Using the same method, we passed the next rapid, named Gordon Gate, which was a little slippery, and the Boulder Brace, which was fairly straightforward and made easier by the ability of the kayaks to scout a rapid before the raft.

The rain continued to fall as we passed Angel Hair campsite, where we’d planned to stay but decided not to after another group had beaten us there. They were a larger party from the Army, travelling in two enormous boats powered by ten of Australia’s finest. We would bump into them from time to time.

Not long after we came across the appropriately named Log Jam, which was my first experience of a rapid that would certainly kill you; it needed a major portage. We unloaded the raft and began ferrying the gear over and around the large slippery rocks that lay in our way. It was tough going, as the neoprene booties we wore on our feet offered minimal grip on the wet rocks, resulting in scrapes and spills that were far from graceful; thankfully there were no girls watching. Rowen informed me that most injuries on trips like these, especially on the Franklin, occurred during these portages. I could easily understand why this was the case.

After an hour or so we finished and paddled a short distance to our campsite, which stood on the riverbank above the junction of the Loddon and Franklin rivers. We were slightly knackered but very satisfied with our achievements and relieved to get the first day on the river out of the way.

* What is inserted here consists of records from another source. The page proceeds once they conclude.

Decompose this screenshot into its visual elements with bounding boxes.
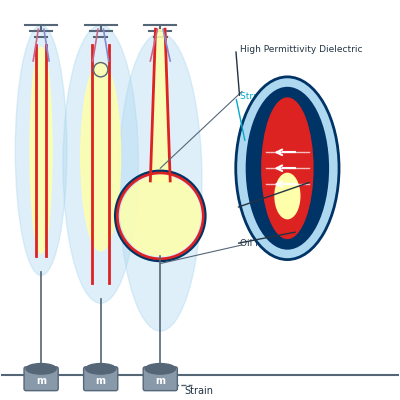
Ellipse shape bbox=[236, 77, 339, 260]
Ellipse shape bbox=[63, 25, 138, 303]
Ellipse shape bbox=[118, 33, 202, 331]
Text: Structural Shell: Structural Shell bbox=[240, 92, 310, 101]
Ellipse shape bbox=[246, 87, 329, 250]
Text: Strain: Strain bbox=[184, 386, 213, 396]
Ellipse shape bbox=[86, 364, 116, 374]
Ellipse shape bbox=[120, 176, 200, 256]
Ellipse shape bbox=[81, 62, 120, 251]
Ellipse shape bbox=[261, 97, 314, 239]
Ellipse shape bbox=[30, 47, 52, 253]
Text: m: m bbox=[96, 376, 106, 386]
FancyBboxPatch shape bbox=[143, 367, 177, 391]
Ellipse shape bbox=[274, 173, 300, 219]
Ellipse shape bbox=[15, 25, 67, 276]
Text: High Permittivity Dielectric: High Permittivity Dielectric bbox=[240, 44, 362, 54]
Text: m: m bbox=[36, 376, 46, 386]
FancyBboxPatch shape bbox=[84, 367, 118, 391]
Text: Electrode: Electrode bbox=[240, 204, 282, 212]
Ellipse shape bbox=[26, 364, 56, 374]
FancyBboxPatch shape bbox=[24, 367, 58, 391]
Text: m: m bbox=[155, 376, 165, 386]
Text: Oil filling: Oil filling bbox=[240, 239, 280, 248]
Ellipse shape bbox=[145, 364, 175, 374]
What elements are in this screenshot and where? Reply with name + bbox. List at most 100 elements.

Personally I was feeling the cold and looked forward to getting into some warm gear. The campsite was light on for dry ground but offered sufficient flat areas for the five of us to sleep. To save on gear we’d decided to forego tents in favour of bivvy bags and tarps to keep any rain off. We ate well and warmed up with hot drinks before retiring fairly early to the sound of the two rivers rushing by. The rain had thankfully ceased and my last view as I brushed my teeth was of the gentle rapids that lay on a bend in the river below our camp. I felt becalmed by our surroundings and permanently stunned by the beauty of the vistas that lay in all directions. We all discovered sleep quickly.

Only until 3 a.m. of course, when the pissing rain forced us to action stations to keep our gear as dry as possible. We lowered the tarp but still the rain fell down hard, saturating the ground beneath us. Little did we know that this rain was feeding the river and making it swell, making it larger.